Beyto hört für Sie genau hin: Peter Kabel, Professor für Interaction Design an der HAW Hamburg, spricht diese Woche über das enorme disruptive Potential von Sprachassistenten – in der aktuellen Folge von The Marketing Transformation Podcast mit Erik Siekmann. Wir fassen einige der spannendsten Aussagen zusammen und nehmen den Faden mit unserer Voice-Expertise auf.
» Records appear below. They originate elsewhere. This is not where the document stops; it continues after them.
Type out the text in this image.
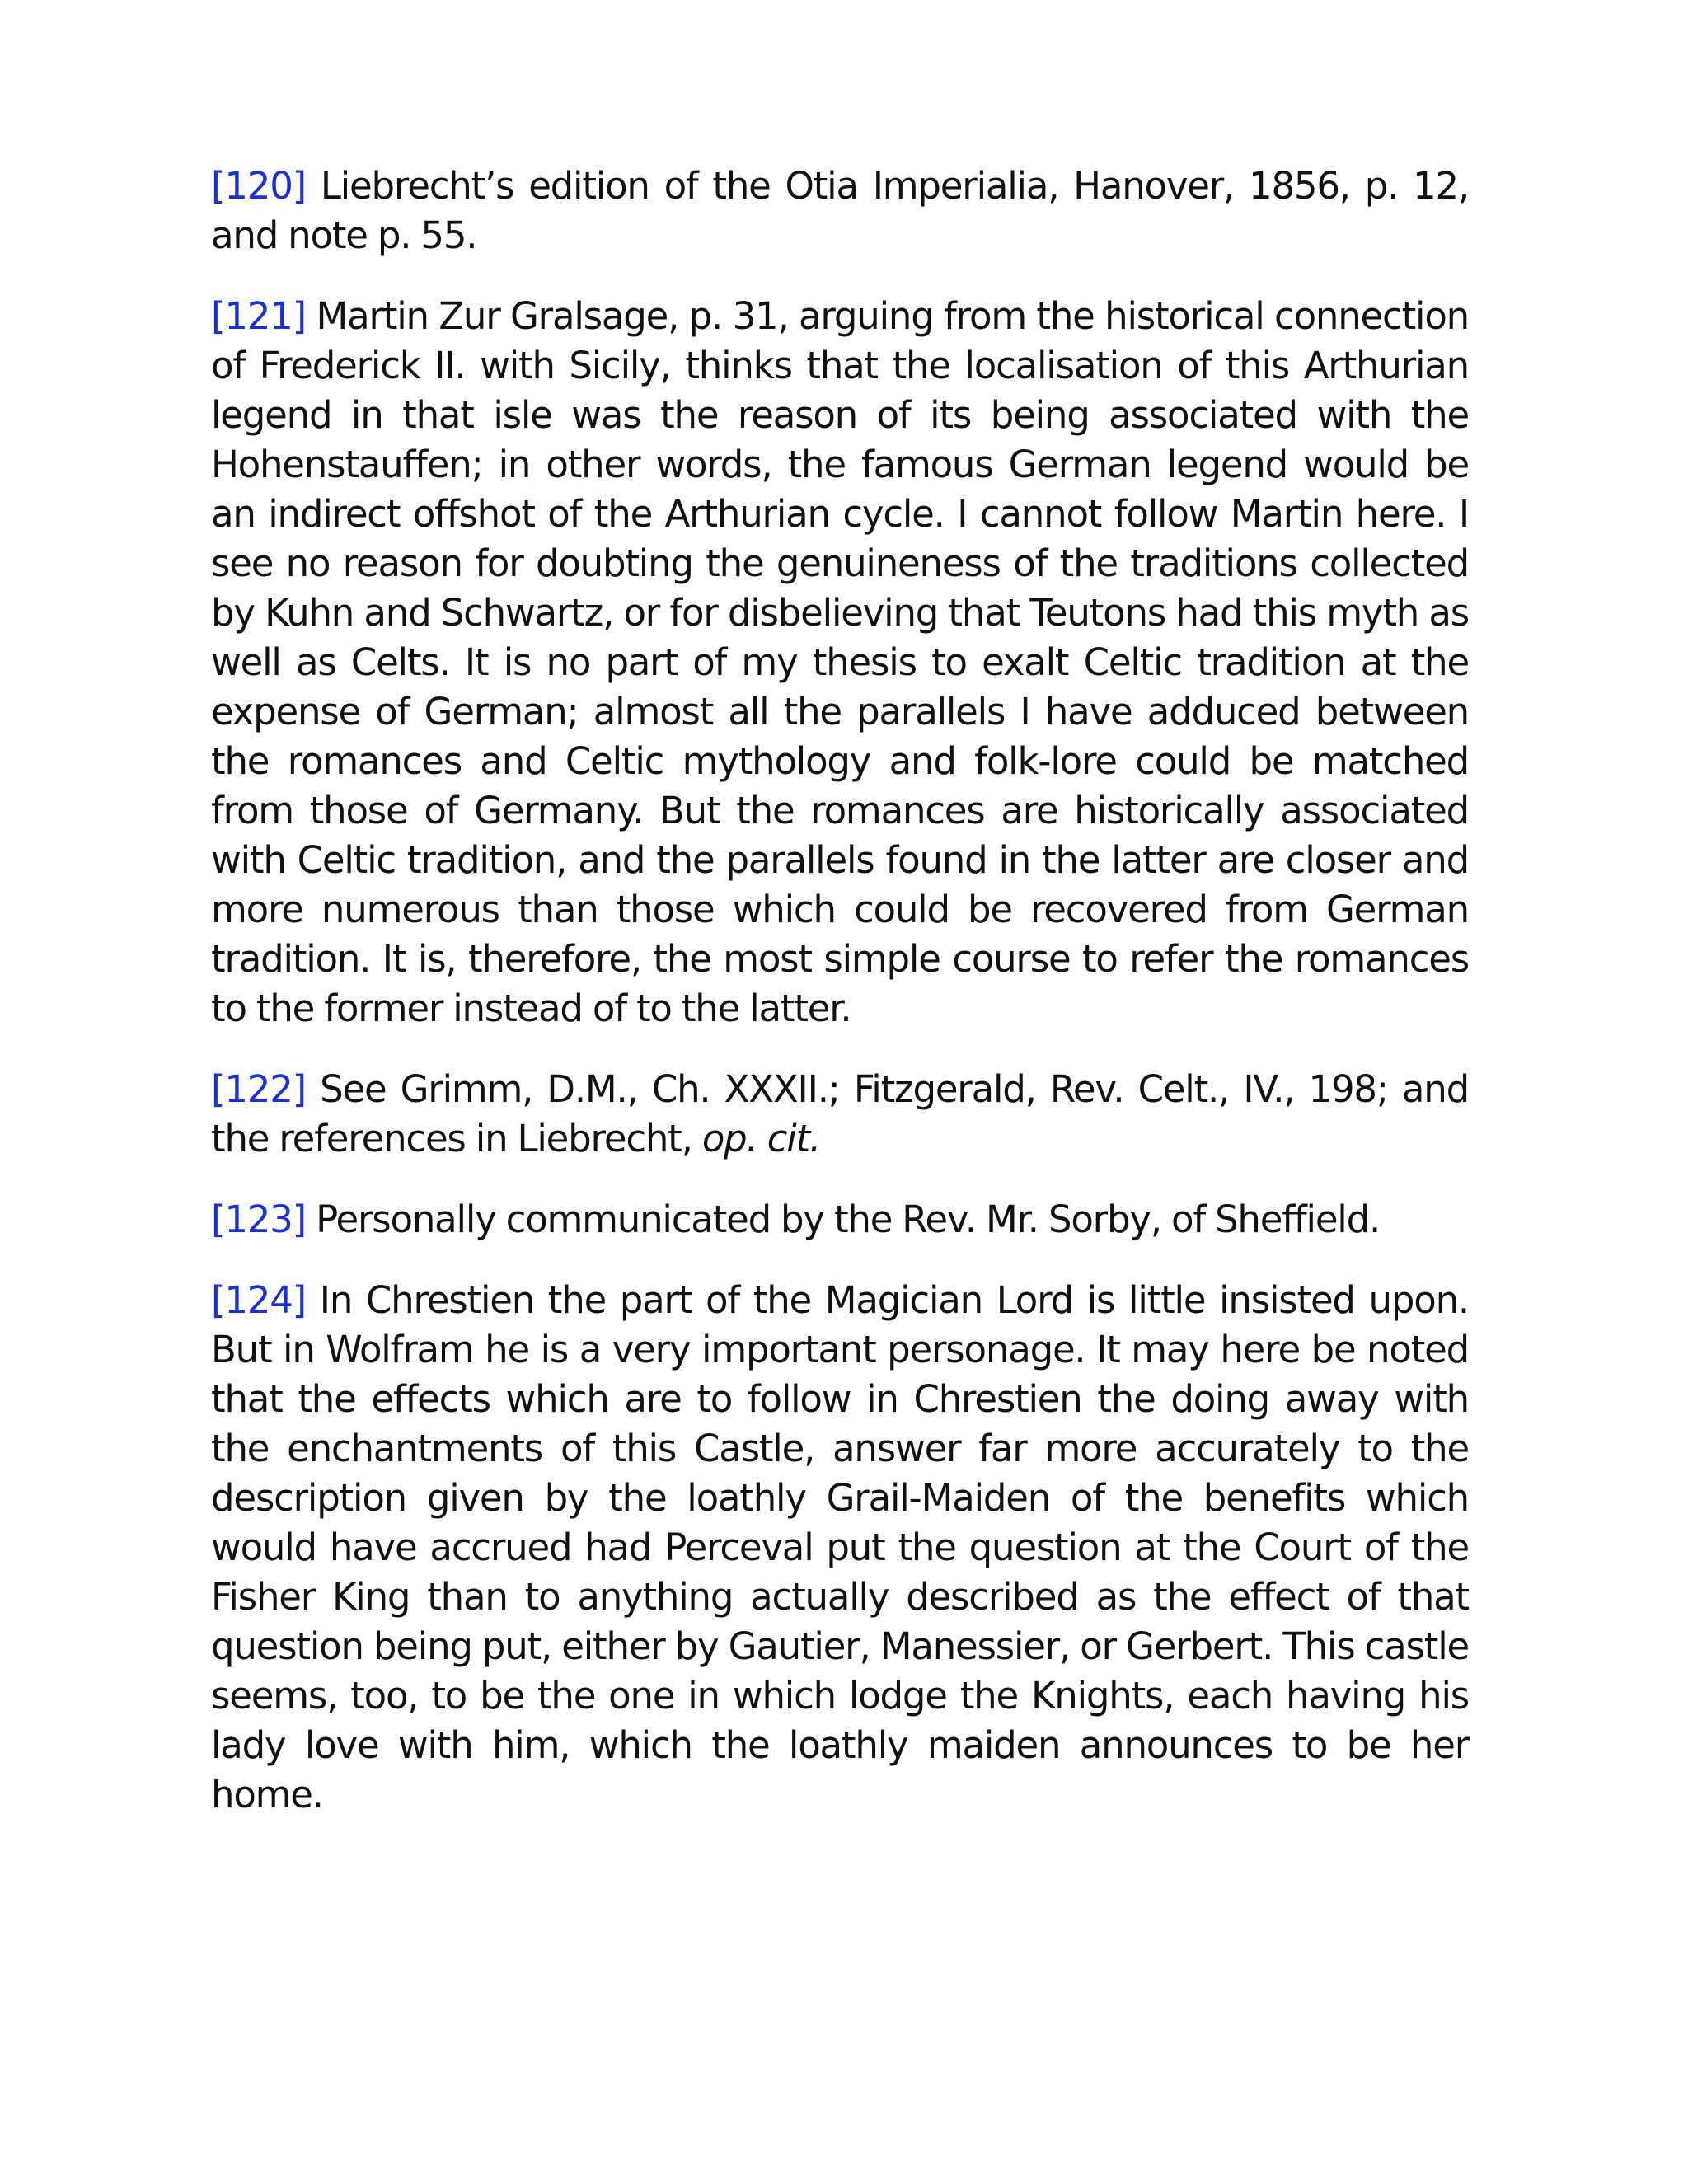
[120] Liebrecht’s edition of the Otia Imperialia, Hanover, 1856, p. 12, and note p. 55.

[121] Martin Zur Gralsage, p. 31, arguing from the historical connection of Frederick II. with Sicily, thinks that the localisation of this Arthurian legend in that isle was the reason of its being associated with the Hohenstauffen; in other words, the famous German legend would be an indirect offshot of the Arthurian cycle. I cannot follow Martin here. I see no reason for doubting the genuineness of the traditions collected by Kuhn and Schwartz, or for disbelieving that Teutons had this myth as well as Celts. It is no part of my thesis to exalt Celtic tradition at the expense of German; almost all the parallels I have adduced between the romances and Celtic mythology and folk-lore could be matched from those of Germany. But the romances are historically associated with Celtic tradition, and the parallels found in the latter are closer and more numerous than those which could be recovered from German tradition. It is, therefore, the most simple course to refer the romances to the former instead of to the latter.

[122] See Grimm, D.M., Ch. XXXII.; Fitzgerald, Rev. Celt., IV., 198; and the references in Liebrecht, op. cit.

[123] Personally communicated by the Rev. Mr. Sorby, of Sheffield.

[124] In Chrestien the part of the Magician Lord is little insisted upon. But in Wolfram he is a very important personage. It may here be noted that the effects which are to follow in Chrestien the doing away with the enchantments of this Castle, answer far more accurately to the description given by the loathly Grail-Maiden of the benefits which would have accrued had Perceval put the question at the Court of the Fisher King than to anything actually described as the effect of that question being put, either by Gautier, Manessier, or Gerbert. This castle seems, too, to be the one in which lodge the Knights, each having his lady love with him, which the loathly maiden announces to be her home.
Peter Kabel nennt sich selbst „Deutschlands ältesten Digital Native“. Die Kommunikation zwischen Mensch und Maschine hat sich in wenigen Jahrzehnten extrem gewandelt – von Befehlskommandos über die Computer-Maus bis hin zum Touch-Screen. Und jetzt kommt Voice: kein Gadget für Tech-Fans, sondern ein neues User Interface mit tief greifenden Auswirkungen auf unser Leben. Mit dieser Meinung ist Peter Kabel nicht allein: Schon heute sind 40% der Deutschen überzeugt, dass die Technologie zukünftig eine wichtige Rolle spielen wird – wie die repräsentative Beyto Smart Speaker Studie 2020 zeigt.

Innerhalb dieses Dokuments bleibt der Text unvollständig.